WASHINGTON — More than 70 British companies embarked on a six-month trial of a four-day workweek at the beginning of June. Now, about halfway through the pilot program, many said there has been no loss of productivity, according to the survey published Wednesday.
The trial, which is led by nonprofit organization 4 Day Week Global, has more than 3,300 employees in the United Kingdom getting a paid day off each week.
Mid-trial results were reported by 41 of the participating companies, which showed 88% claiming that the four-day workweek model is working "well" for them, according to the press release.
The results also demonstrated many companies were likely to continue the four-day workweek beyond the pilot program, with 35 of the 41 companies responding "likely" or "extremely likely."
"The four-day week trial so far has been extremely successful for us. Productivity has remained high, with an increase in wellness for the team, along with our business performing 44% better financially," said Trio Media CEO Claire Daniels in the statement.
A key figure showed 39 out of the 41 companies said their productivity remained the same or improved when implementing the change. Fifteen percent of the companies had reported a significant improvement in productivity.

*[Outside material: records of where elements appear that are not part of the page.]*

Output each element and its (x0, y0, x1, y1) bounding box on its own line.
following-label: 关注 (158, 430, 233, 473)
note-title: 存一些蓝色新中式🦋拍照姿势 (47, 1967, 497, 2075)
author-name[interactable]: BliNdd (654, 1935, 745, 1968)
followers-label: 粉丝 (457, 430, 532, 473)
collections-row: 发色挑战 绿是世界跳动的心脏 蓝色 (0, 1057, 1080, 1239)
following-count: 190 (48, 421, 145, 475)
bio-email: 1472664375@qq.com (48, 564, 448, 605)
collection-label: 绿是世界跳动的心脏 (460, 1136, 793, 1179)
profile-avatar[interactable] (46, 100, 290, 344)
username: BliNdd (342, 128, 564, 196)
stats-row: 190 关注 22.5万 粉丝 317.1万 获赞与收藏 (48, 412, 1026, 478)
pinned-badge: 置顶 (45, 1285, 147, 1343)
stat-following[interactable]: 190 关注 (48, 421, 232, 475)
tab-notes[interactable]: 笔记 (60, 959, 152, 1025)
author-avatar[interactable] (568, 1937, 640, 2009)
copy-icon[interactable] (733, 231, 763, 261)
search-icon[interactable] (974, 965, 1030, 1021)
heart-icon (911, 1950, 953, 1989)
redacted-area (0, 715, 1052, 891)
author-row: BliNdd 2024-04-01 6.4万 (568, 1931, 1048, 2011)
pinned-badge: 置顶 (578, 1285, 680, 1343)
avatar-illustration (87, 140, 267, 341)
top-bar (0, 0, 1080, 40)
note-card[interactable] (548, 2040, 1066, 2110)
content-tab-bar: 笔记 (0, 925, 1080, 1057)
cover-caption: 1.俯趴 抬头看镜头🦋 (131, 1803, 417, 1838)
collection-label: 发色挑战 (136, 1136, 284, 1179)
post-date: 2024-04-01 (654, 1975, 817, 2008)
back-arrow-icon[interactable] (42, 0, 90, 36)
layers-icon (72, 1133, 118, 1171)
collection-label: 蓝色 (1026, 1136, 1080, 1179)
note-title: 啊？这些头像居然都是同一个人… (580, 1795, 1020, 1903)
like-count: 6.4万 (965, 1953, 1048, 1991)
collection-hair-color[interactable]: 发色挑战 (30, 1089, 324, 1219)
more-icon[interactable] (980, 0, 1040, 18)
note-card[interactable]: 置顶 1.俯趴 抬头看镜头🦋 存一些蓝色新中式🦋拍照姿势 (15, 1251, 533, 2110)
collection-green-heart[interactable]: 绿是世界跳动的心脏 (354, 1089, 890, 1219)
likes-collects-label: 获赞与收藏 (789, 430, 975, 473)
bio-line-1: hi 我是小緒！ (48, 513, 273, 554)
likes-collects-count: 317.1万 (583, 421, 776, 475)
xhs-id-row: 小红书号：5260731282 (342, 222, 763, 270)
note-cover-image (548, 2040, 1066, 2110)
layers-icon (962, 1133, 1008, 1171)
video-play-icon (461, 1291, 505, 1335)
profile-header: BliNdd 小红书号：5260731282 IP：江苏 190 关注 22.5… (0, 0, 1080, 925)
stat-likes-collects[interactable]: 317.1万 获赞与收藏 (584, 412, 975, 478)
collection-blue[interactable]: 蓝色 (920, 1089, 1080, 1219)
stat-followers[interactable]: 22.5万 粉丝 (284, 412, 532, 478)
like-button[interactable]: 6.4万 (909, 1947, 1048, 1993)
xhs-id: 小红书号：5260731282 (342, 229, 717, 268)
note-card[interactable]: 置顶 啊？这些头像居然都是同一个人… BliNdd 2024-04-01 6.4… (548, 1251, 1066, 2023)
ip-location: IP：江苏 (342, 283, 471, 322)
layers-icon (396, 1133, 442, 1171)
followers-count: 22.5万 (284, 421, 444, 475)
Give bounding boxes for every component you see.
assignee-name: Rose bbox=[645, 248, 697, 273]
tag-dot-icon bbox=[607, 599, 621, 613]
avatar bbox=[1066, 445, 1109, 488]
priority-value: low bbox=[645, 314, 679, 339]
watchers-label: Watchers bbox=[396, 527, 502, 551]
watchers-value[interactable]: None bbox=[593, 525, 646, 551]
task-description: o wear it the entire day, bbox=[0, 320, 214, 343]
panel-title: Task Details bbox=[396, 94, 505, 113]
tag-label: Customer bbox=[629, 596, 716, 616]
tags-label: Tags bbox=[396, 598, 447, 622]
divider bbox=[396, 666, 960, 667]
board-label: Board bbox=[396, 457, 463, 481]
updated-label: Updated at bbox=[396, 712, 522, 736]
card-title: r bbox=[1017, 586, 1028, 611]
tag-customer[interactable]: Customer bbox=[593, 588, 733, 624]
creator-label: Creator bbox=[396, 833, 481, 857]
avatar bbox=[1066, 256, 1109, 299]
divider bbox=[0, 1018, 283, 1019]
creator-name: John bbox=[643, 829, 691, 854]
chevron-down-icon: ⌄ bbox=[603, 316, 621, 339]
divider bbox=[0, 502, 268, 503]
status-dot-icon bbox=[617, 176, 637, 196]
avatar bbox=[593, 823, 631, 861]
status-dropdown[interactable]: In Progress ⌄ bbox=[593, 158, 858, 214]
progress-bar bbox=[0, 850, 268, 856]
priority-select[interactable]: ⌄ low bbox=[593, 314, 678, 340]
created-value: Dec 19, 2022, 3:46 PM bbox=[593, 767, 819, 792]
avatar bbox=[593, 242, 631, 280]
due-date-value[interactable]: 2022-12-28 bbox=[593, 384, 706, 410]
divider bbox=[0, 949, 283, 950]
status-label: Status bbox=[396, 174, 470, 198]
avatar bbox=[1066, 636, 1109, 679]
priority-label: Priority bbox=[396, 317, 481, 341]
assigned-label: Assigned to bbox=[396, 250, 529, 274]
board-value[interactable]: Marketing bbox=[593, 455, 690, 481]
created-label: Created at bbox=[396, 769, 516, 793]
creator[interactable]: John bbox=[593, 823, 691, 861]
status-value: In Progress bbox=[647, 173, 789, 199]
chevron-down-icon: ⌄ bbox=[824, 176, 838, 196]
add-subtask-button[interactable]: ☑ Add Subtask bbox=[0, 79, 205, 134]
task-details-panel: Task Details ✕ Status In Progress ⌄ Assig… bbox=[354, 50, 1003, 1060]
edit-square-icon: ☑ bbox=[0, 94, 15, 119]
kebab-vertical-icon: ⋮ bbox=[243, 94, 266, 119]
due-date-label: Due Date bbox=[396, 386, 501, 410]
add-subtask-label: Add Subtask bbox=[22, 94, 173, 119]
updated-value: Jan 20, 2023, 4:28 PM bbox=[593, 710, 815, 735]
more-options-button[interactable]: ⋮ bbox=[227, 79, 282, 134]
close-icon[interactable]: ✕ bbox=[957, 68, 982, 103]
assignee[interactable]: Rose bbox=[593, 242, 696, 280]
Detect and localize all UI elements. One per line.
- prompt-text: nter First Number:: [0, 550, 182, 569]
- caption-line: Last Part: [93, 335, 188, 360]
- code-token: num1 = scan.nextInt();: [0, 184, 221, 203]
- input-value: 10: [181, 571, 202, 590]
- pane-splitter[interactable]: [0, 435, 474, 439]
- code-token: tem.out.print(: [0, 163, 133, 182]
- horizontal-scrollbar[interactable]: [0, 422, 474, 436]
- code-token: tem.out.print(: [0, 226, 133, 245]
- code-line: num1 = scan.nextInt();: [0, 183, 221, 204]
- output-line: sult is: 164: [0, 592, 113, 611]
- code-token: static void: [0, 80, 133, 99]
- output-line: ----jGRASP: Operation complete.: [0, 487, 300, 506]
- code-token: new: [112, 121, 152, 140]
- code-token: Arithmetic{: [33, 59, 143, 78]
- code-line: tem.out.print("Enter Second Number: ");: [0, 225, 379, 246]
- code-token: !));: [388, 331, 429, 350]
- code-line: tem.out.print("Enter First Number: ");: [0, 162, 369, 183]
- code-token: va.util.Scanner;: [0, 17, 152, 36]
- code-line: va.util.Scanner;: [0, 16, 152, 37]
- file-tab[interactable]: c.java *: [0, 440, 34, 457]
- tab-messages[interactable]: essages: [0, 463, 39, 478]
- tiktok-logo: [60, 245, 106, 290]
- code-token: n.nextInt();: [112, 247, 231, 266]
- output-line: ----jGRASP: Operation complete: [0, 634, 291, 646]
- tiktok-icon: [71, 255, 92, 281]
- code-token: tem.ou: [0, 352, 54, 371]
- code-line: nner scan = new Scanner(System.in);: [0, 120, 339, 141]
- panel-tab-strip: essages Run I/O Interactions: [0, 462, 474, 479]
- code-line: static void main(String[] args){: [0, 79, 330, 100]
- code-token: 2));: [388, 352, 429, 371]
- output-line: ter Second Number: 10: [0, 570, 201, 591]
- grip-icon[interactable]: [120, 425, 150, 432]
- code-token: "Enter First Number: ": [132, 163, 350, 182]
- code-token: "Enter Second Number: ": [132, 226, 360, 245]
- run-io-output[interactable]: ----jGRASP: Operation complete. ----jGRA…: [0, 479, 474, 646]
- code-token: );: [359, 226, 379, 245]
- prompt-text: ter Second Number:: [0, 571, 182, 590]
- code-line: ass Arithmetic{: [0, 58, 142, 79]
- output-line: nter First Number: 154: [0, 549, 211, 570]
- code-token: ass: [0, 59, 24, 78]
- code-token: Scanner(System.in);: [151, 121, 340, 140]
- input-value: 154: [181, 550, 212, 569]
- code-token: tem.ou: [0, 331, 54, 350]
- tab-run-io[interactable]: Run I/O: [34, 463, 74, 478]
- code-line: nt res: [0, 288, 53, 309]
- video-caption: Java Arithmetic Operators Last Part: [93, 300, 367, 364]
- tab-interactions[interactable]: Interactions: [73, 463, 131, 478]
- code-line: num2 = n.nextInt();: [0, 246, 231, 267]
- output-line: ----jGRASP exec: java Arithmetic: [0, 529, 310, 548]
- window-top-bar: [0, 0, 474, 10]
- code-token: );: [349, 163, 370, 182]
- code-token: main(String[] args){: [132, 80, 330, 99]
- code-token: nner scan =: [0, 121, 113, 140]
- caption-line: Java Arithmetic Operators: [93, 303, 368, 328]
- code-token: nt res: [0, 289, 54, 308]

The trial is conducted with the help of Autonomy, an independent think tank, and researchers at Cambridge University, Boston College and Oxford University.
"The organisations in the United Kingdom pilot are contributing real-time data and knowledge that are worth their weight in gold," 4 Day Week Global CEO Joe O’Connor said in the press release. "Essentially, they are laying the foundation for the future of work by putting a four-day week into practice, across every size of business and nearly every sector, and telling us exactly what they are finding as they go."
4 Day Week Global isn't the only one tackling the proposed workweek shift, as California introduced a bill in April that aimed at shortening work weeks to 32 hours for large companies with more than 500 employees.
While most of the outcomes in the mid-trial results were positive, O'Connor also recognized that the shift may be have "some understandable hurdles -- especially among those which have comparatively fixed or inflexible practices, systems or cultures, which date back well into the last century."